On 3rd June 1550 a wedding between Warwick’s son, John Dudley and the daughter of the Duke of Somerset, Anne took place. This wedding was arranged after Somerset was freed from the Tower of London after his involvement in the Kett’s rebellion. The marriage also took place at the palace of Sheen and the weekend of festivities were attended by the King.

The wedding between Robert and Amy was a smaller ceremony than the day before and was attended by many of the same guests; they were all perhaps feeling a bit worse for wear after the lavish banquet they had attended in honour of the eldest Dudley.
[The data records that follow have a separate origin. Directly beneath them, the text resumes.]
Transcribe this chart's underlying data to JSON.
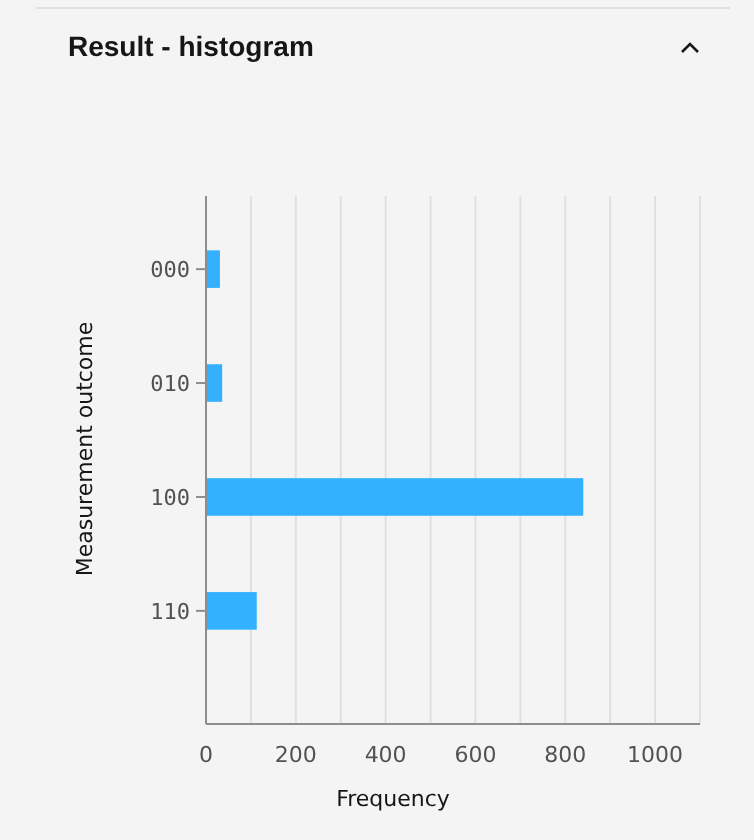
{
  "chart_data": {
    "type": "bar",
    "orientation": "horizontal",
    "title": "Result - histogram",
    "xlabel": "Frequency",
    "ylabel": "Measurement outcome",
    "categories": [
      "000",
      "010",
      "100",
      "110"
    ],
    "values": [
      31,
      36,
      840,
      113
    ],
    "color": "#33b1ff",
    "xlim": [
      0,
      1100
    ],
    "xticks": [
      0,
      {
        "value": 100,
        "label": null
      },
      200,
      {
        "value": 300,
        "label": null
      },
      400,
      {
        "value": 500,
        "label": null
      },
      600,
      {
        "value": 700,
        "label": null
      },
      800,
      {
        "value": 900,
        "label": null
      },
      1000,
      {
        "value": 1100,
        "label": null
      }
    ],
    "grid": "x"
  }
}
Robert being the third son could not expect the same attention but the King and his half sister, Princess Elizabeth attended this wedding also.

Many signs pointed to this union being a marriage of love, years later Cecil wrote in a memorandum; ‘Nuptii carnales a laetitia incipient et in luctu terminantur, which translated to ‘carnal marriages begin in joy and end in weeping’. Cecil was close to being appointed Principal Secretary to the Privy Council and so it was likely that he was at the wedding and knew the couple.

After the marriage Robert Dudley was on his way to becoming an influential landholder in north-west England and despite an imprisonment in the Tower of London for his families involvement in placing Lady Jane Grey on the throne He was also on his way to becoming a regular at court and under Elizabeth Robert Dudley would become one of the most influential men in England.